Bryan Villanueva

Personal information
- Full name: Bryan Ezekiel Villanueva
- Date of birth: 30 June 2006 (age 20)
- Place of birth: San Jose del Monte, Bulacan, Philippines
- Position: Defender

Team information
- Current team: Dynamic Herb Cebu
- Number: 44

Youth career
- Tuloy Foundation
- FEU–D Baby Tamaraws

Senior career*
- Years: Team / Apps / (Gls)
- 2024: Tuloy / 13 / (1)
- 2024–2025: PFF Developmental Team / 10 / (0)
- 2025–: Dynamic Herb Cebu / 0 / (0)

International career^{‡}
- 2024–: Philippines U20 / 4 / (0)
- 2025–: Philippines U23 / 2 / (0)

= Bryan Villanueva =

Filipino footballer (born 2006)

Bryan Ezekiel Villanueva (born 30 July 2006) is a Filipino professional footballer who plays as a defender for Philippines Football League club Dynamic Herb Cebu and the Philippines under-23 national team.

==Youth career==
Villanueva was born in the city of San Jose del Monte in Bulacan. He played youth football for the Tuloy Foundation under Father Rocky Evangelista. In high school, he also played football for the juniors team of Far Eastern University, the Baby Tamaraws. In his high school stint he won two titles from 2022 to 2024, and won best defender of the tournament.

During the 2024 high school final, where FEU beat the University of Santo Tomas, Villanueva taunted the UST crowd by cupping his ears, causing a melee between Villanueva and Santo Tomas goalkeeper Ben Sabuga. The incident prompted an investigation from the UAAP afterwards. After graduating from high school, Villanueva would play for FEU's college football team.

==Club career==
For the shortened 2024 PFL season, Villanueva competed with Tuloy FC, making 13 appearances and scoring one goal as Tuloy finished twelfth out of fifteen teams.

Since Tuloy would not be participating in the succeeding season of the league, Villanueva would play with the PFF-backed Philippine YNT, composed of players from Tuloy and colleges in the UAAP, including his Tuloy teammate Harry Nuñez. He made 10 appearances that season as the team finished ninth out of ten teams.

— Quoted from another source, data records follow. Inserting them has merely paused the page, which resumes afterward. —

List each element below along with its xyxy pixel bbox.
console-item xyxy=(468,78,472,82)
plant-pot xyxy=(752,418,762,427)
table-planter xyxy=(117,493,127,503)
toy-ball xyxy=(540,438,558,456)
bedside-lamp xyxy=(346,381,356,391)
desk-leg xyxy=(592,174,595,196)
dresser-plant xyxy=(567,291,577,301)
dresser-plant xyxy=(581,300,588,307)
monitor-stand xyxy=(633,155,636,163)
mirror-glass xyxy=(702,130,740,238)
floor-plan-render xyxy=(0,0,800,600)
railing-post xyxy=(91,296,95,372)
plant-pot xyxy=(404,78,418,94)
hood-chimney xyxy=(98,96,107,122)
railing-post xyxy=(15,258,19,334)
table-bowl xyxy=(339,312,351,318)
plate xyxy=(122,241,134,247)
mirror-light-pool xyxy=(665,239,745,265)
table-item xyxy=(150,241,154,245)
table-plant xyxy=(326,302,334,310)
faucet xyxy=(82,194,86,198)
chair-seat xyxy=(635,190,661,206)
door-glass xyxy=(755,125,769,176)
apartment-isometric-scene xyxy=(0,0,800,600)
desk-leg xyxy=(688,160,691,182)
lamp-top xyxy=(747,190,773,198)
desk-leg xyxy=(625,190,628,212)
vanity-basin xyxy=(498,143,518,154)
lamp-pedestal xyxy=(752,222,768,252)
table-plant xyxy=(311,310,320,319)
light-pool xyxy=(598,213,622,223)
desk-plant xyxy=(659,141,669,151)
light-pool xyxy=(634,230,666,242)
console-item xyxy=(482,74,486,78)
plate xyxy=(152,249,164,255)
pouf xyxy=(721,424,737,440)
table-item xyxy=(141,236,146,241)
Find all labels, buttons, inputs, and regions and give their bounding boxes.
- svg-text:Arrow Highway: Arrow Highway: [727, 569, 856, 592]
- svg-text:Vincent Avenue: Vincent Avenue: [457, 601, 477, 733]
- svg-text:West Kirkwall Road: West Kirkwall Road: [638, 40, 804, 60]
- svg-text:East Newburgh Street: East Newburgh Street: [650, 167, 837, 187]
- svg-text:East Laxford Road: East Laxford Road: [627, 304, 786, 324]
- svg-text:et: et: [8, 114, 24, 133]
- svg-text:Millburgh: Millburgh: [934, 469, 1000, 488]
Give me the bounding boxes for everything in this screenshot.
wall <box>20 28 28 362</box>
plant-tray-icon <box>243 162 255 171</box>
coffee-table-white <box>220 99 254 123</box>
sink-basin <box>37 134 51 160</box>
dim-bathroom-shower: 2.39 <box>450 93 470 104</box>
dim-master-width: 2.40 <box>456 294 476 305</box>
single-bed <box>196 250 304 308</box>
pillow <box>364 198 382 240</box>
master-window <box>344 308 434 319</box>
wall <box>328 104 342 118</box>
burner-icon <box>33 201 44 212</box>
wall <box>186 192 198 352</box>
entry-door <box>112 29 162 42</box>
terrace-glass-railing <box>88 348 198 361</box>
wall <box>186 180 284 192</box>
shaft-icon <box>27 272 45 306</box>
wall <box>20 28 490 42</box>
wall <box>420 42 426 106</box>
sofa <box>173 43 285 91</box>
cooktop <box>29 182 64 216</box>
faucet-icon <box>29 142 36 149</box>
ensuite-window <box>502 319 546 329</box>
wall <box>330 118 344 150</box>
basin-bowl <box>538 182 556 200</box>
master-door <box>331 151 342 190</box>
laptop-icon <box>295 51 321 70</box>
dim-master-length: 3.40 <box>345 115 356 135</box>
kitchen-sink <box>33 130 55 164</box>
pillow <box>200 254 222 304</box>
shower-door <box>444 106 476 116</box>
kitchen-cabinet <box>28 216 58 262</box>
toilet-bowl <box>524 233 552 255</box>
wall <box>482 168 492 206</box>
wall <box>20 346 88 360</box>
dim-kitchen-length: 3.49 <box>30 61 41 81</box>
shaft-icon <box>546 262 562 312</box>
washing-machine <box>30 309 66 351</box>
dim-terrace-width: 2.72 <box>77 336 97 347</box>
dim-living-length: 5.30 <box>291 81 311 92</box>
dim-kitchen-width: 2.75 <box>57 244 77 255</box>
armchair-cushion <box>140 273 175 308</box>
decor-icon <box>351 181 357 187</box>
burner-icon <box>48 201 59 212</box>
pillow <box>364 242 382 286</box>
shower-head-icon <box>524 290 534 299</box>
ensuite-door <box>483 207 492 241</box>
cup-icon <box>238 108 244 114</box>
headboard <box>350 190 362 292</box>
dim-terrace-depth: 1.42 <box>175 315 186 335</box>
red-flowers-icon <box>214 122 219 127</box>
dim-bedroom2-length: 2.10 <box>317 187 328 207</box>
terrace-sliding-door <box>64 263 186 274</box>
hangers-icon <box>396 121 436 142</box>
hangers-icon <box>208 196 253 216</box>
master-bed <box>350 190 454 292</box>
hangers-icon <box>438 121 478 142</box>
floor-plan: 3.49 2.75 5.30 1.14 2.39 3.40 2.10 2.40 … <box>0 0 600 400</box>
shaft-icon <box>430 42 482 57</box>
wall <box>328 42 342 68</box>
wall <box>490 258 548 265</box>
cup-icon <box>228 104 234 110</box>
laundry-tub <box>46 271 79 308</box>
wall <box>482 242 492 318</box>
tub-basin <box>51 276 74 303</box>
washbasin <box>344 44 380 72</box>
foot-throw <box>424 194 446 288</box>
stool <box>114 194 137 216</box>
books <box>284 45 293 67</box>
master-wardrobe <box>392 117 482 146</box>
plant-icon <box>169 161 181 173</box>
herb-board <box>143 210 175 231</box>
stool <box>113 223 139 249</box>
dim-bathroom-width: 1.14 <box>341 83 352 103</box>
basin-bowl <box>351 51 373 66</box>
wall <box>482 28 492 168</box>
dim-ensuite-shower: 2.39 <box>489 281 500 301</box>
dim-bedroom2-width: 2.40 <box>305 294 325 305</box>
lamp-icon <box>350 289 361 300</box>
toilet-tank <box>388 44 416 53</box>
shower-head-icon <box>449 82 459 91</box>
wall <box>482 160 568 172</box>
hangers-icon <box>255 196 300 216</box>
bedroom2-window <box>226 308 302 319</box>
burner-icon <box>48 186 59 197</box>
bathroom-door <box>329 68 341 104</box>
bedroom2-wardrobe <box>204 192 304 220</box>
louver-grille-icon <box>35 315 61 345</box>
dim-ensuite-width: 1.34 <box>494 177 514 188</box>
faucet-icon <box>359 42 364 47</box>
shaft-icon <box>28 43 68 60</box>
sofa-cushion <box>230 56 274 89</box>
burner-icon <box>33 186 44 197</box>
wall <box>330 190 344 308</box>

In 2025, Villanueva would sign for Dynamic Herb Cebu as part of the club's preparations in the ASEAN Club Championship. He made his debut in August 2025 as the club lost the first leg of the qualifiers to Kasuka, though a 3–0 win in the second leg would see them seal qualification.

==International career==
===Philippines U19===
In 2024, Villanueva was called up to the Philippine under-19 national team to participate in the 2024 ASEAN U-19 Championship. He made his debut on the opening matchday, a 6–0 loss against Indonesia. Later that year, he would get called up to the team again for the 2025 AFC U-20 Asian Cup qualifiers, though the Philippines would fail to qualify.

===Philippines U23===
Villanueva received his next call-up to the under-23 national team in July 2025 for the 2025 ASEAN U-23 Championship. On the opening matchday, the Philippines upset Malaysia 2–0, and finished the tournament with a country-best fourth.